An unemployed man is desperate to support his family of a wife and three kids.

He applies for a janitor’s job at a large firm and easily passes an
aptitude test.

The human resources manager tells him, “You will be hired at minimum wage of $5.35 an hour. Let me have your e-mail address so that we can get you in the loop. Our system will automatically e-mail you all the forms and advise you when to start and where to report on your first day.”

Taken back, the man protests that he is poor and has neither a computer nor an e-mail address.

To this the manager replies, “You must understand that to a company like ours that means that you virtually do not exist.

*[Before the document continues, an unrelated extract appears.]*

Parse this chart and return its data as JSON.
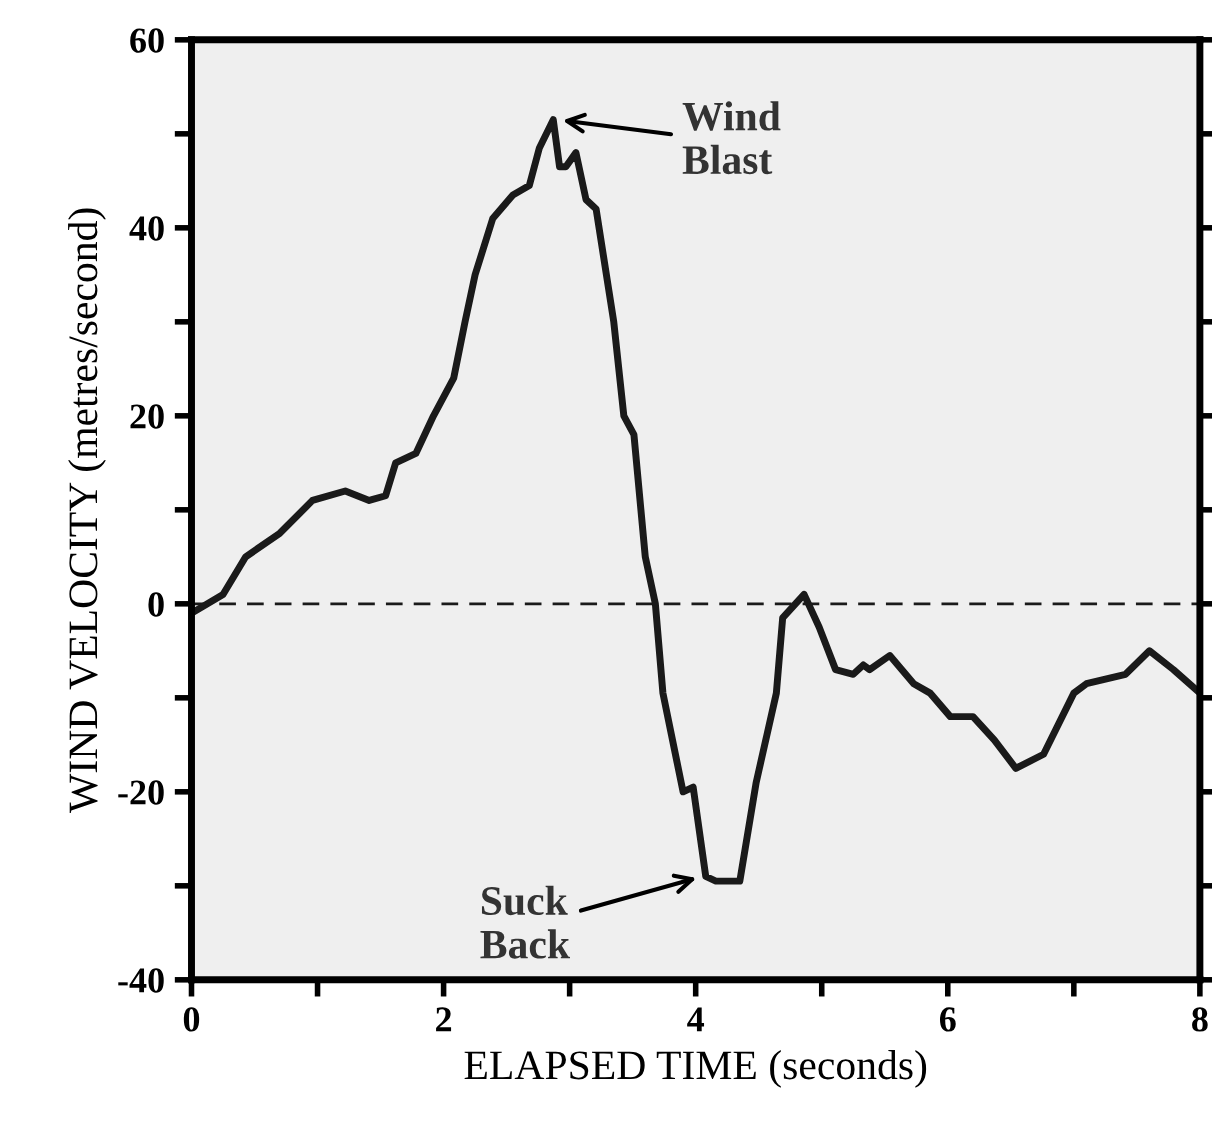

Without an e-mail address you can hardly expect to be employed by a high-tech firm. Good day.”

Stunned, the man leaves Not knowing where to turn and having $10 in his wallet, he walks past a farmers’ market and sees a stand selling 25 lb. crates of beautiful red tomatoes. He buys a crate , carries it to a busy corner and displays the tomatoes. In less than 2 hours he sells all the tomatoes and makes 100% profit. Repeating the process several times more that day, he ends up with almost $100 and arrives home that night with
several bags of groceries for his family.

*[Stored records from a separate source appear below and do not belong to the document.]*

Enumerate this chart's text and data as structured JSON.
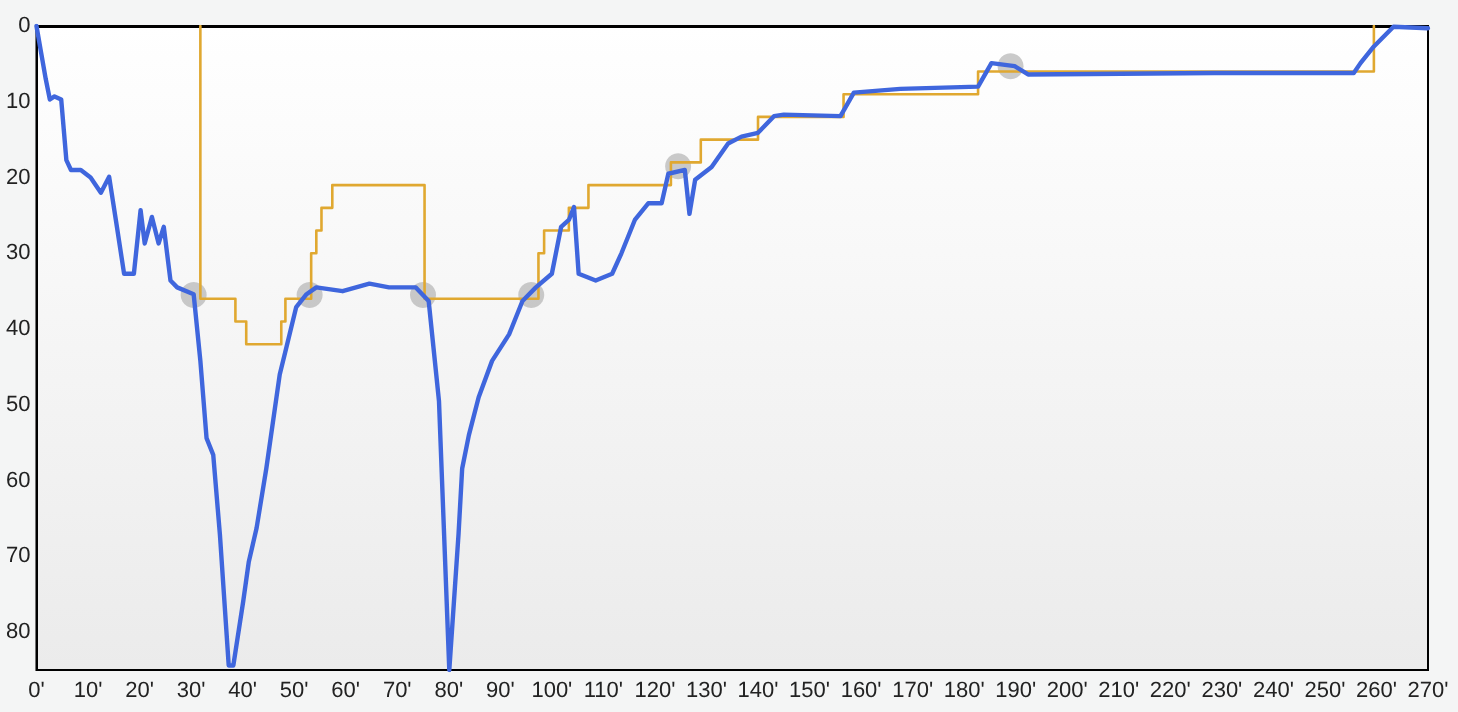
{
  "chart_data": {
    "type": "line",
    "grid": false,
    "marker": "none",
    "line_style": "solid",
    "xlim": [
      0,
      270
    ],
    "ylim": [
      85,
      0
    ],
    "xticks": [
      {
        "value": 0,
        "label": "0'"
      },
      {
        "value": 10,
        "label": "10'"
      },
      {
        "value": 20,
        "label": "20'"
      },
      {
        "value": 30,
        "label": "30'"
      },
      {
        "value": 40,
        "label": "40'"
      },
      {
        "value": 50,
        "label": "50'"
      },
      {
        "value": 60,
        "label": "60'"
      },
      {
        "value": 70,
        "label": "70'"
      },
      {
        "value": 80,
        "label": "80'"
      },
      {
        "value": 90,
        "label": "90'"
      },
      {
        "value": 100,
        "label": "100'"
      },
      {
        "value": 110,
        "label": "110'"
      },
      {
        "value": 120,
        "label": "120'"
      },
      {
        "value": 130,
        "label": "130'"
      },
      {
        "value": 140,
        "label": "140'"
      },
      {
        "value": 150,
        "label": "150'"
      },
      {
        "value": 160,
        "label": "160'"
      },
      {
        "value": 170,
        "label": "170'"
      },
      {
        "value": 180,
        "label": "180'"
      },
      {
        "value": 190,
        "label": "190'"
      },
      {
        "value": 200,
        "label": "200'"
      },
      {
        "value": 210,
        "label": "210'"
      },
      {
        "value": 220,
        "label": "220'"
      },
      {
        "value": 230,
        "label": "230'"
      },
      {
        "value": 240,
        "label": "240'"
      },
      {
        "value": 250,
        "label": "250'"
      },
      {
        "value": 260,
        "label": "260'"
      },
      {
        "value": 270,
        "label": "270'"
      }
    ],
    "yticks": [
      0,
      10,
      20,
      30,
      40,
      50,
      60,
      70,
      80
    ],
    "series": [
      {
        "type": "step",
        "color": "#e0a830",
        "x": [
          31.8,
          31.8,
          38.6,
          40.7,
          47.5,
          48.3,
          53.3,
          54.3,
          55.3,
          57.4,
          75.3,
          97.4,
          98.5,
          103.3,
          107.1,
          123.1,
          128.9,
          140,
          156.6,
          182.7,
          259.5
        ],
        "values": [
          0,
          36,
          39,
          42,
          39,
          36,
          30,
          27,
          24,
          21,
          36,
          30,
          27,
          24,
          21,
          18,
          15,
          12,
          9,
          6,
          0
        ]
      },
      {
        "color": "#3f66dd",
        "x": [
          0,
          0.9,
          1.8,
          2.6,
          3.5,
          4.8,
          5.8,
          6.7,
          8.6,
          10.5,
          12.5,
          14.1,
          15.4,
          17,
          18.9,
          20.2,
          21,
          22.4,
          23.7,
          24.7,
          26,
          27.3,
          30.5,
          31.8,
          33,
          34.3,
          35.6,
          37.3,
          38.2,
          40.1,
          41.2,
          42.7,
          44.6,
          47.2,
          48.5,
          50.4,
          52.4,
          54.3,
          59.4,
          64.6,
          68.4,
          73.6,
          76.1,
          78.1,
          80.1,
          81.9,
          82.6,
          83.9,
          85.8,
          88.4,
          91.7,
          94.3,
          96.9,
          100,
          101.8,
          103.3,
          104.3,
          105.2,
          108.5,
          111.7,
          113.5,
          116.1,
          118.7,
          121.3,
          122.6,
          125.8,
          126.7,
          127.8,
          131,
          134.2,
          136.8,
          140,
          143.1,
          145,
          156,
          158.6,
          167.6,
          182.7,
          185.3,
          189.8,
          192.4,
          228.5,
          255.6,
          256.9,
          259.5,
          263.3,
          270
        ],
        "values": [
          0,
          3.5,
          7,
          9.7,
          9.3,
          9.7,
          17.7,
          19,
          19,
          20,
          22,
          19.9,
          25.6,
          32.7,
          32.7,
          24.3,
          28.7,
          25.2,
          28.7,
          26.5,
          33.6,
          34.5,
          35.4,
          44.2,
          54.4,
          56.6,
          67.2,
          84.4,
          84.4,
          76,
          70.7,
          66.3,
          58.4,
          46,
          42.4,
          37.1,
          35.4,
          34.5,
          35,
          34,
          34.5,
          34.5,
          36.3,
          49.5,
          85,
          67,
          58.4,
          54,
          49,
          44.2,
          40.7,
          36.3,
          34.5,
          32.7,
          26.5,
          25.6,
          23.9,
          32.7,
          33.6,
          32.7,
          30,
          25.6,
          23.4,
          23.4,
          19.5,
          19,
          24.8,
          20.3,
          18.6,
          15.5,
          14.6,
          14.1,
          11.9,
          11.7,
          11.9,
          8.8,
          8.3,
          8,
          4.9,
          5.3,
          6.4,
          6.2,
          6.2,
          4.9,
          2.7,
          0.1,
          0.3
        ]
      },
      {
        "type": "scatter",
        "color": "#b4b4b4",
        "marker": "circle",
        "x": [
          30.5,
          53,
          75,
          96,
          124.5,
          189
        ],
        "values": [
          35.5,
          35.5,
          35.5,
          35.5,
          18.5,
          5.3
        ]
      }
    ]
  }
}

During the night he decides to repeat the tomato business the next day. By the end of the week he is getting up early every day and working into the night. He multiplies his profits quickly.

Early in the second week he acquires a cart to transport several boxes of tomatoes at a time, but before a month is up he sells the cart to buy a broken-down pickup truck.

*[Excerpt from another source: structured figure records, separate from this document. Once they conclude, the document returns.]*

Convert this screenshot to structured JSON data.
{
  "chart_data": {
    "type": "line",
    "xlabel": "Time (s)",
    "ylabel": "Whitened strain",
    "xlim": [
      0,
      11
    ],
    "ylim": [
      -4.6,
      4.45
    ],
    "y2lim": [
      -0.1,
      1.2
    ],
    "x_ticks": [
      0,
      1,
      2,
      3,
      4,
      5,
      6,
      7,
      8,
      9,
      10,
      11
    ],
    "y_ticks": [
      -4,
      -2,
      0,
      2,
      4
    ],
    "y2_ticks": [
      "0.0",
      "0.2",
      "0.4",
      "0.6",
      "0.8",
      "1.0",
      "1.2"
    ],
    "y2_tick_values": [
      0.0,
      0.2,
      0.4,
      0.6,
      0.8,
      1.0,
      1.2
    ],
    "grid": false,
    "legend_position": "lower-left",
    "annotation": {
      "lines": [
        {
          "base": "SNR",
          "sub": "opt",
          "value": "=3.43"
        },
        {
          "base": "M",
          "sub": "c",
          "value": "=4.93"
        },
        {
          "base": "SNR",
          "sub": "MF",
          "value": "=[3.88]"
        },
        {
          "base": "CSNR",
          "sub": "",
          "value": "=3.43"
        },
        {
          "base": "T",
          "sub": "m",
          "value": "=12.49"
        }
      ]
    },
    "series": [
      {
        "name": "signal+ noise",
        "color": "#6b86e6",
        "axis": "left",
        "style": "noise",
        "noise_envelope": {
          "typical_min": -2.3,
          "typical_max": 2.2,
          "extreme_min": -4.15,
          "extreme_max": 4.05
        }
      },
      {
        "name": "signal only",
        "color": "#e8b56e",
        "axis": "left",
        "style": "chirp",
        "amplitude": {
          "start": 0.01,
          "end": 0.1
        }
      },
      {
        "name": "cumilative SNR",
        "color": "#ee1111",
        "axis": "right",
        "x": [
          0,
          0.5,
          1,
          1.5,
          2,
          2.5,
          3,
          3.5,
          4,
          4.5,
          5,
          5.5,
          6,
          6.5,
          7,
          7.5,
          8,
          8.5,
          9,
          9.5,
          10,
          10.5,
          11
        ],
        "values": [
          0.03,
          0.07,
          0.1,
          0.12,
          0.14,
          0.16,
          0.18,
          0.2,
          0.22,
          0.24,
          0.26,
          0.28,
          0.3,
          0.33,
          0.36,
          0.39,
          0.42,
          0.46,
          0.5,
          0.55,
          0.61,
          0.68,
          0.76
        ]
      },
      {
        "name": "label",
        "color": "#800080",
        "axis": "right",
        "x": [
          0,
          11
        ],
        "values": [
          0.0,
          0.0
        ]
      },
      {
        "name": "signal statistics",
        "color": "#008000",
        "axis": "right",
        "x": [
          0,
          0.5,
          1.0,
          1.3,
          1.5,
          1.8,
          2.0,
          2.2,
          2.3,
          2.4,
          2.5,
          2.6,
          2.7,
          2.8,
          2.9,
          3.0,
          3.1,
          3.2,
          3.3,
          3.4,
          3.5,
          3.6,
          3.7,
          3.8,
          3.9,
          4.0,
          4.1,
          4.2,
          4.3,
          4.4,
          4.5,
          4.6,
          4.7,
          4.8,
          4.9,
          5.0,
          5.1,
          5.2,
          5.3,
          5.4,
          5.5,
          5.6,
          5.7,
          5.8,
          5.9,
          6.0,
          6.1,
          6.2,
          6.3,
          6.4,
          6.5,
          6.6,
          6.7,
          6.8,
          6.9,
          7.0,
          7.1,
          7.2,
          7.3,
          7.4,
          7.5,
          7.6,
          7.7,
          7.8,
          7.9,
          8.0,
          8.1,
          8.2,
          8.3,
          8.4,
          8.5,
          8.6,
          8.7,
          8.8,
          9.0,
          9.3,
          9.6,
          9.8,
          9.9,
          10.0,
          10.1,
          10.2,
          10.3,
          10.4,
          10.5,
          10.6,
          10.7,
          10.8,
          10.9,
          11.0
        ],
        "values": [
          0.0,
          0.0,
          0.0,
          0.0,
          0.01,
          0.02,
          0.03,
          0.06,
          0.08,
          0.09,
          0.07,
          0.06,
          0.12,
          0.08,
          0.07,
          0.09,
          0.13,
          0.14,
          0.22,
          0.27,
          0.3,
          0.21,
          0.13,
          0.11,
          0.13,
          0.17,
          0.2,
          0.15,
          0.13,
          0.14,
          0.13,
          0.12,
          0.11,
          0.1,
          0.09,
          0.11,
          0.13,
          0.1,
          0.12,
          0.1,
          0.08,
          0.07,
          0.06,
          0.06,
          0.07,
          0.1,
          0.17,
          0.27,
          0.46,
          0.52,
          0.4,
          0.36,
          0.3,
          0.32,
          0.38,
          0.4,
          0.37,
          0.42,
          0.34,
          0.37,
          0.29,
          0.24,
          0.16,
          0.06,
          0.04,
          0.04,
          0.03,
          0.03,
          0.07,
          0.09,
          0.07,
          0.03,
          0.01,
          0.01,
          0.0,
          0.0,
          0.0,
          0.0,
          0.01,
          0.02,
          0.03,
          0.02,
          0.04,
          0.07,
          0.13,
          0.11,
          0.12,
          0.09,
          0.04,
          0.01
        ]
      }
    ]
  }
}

At the end of a year he owns three old trucks. His two sons have left their neighborhood gangs to help him with the tomato business, his wife is buying the tomatoes, and his daughter is taking night courses at the community college so she can keep books for him.

By the end of the second year he has a dozen very nice used trucks and employs fifteen previously unemployed people, all selling tomatoes. He continues to work hard.

Time passes and at the end of the fifth year he owns a fleet of nice
trucks and a warehouse that his wife supervises, plus two tomato farms that the boys manage. The tomato company’s payroll has put hundreds of homeless and jobless people to work. His daughter reports that the business grossed over one million dollars.

Planning for the future, he decides to buy some life insurance.

Consulting with an insurance adviser, he picks an insurance plan to fit his new circumstances. Then the adviser asks him for his e-mail address in order to send the final documents electronically.

When the man replies that he doesn’t have time to mess with a computer and has no e-mail address, the insurance man is stunned, “What, you don’t have e-mail? No computer? No Internet? Just think where you would be today if you’d had all of that five years ago!”

“Ha!” snorts the man . “If I’d had e-mail five years ago I would be
sweeping floors at Microsoft and making $5.35 an hour.”

Which brings us to the moral of the story:

Since you got this story by e-mail, you’re probably closer to being a janitor than a millionaire.

Sadly, I received it also.

My response:

Interesting math:

If a company brings in $1 million NET (not gross) and has “hundreds of employees” (let’s say 200), and every penny goes to them, they are making $5000 per year. That’s under minimum wage even if they work only 20 hours per week.

So by not having email, the guy is arrested for illegal workers, and the daughter is implicated for cooking the books, and the whole family gets slammed for tax evasion. They spend every asset they own in court costs, which ends in jail time for them, shame and the poor house for the rest of them.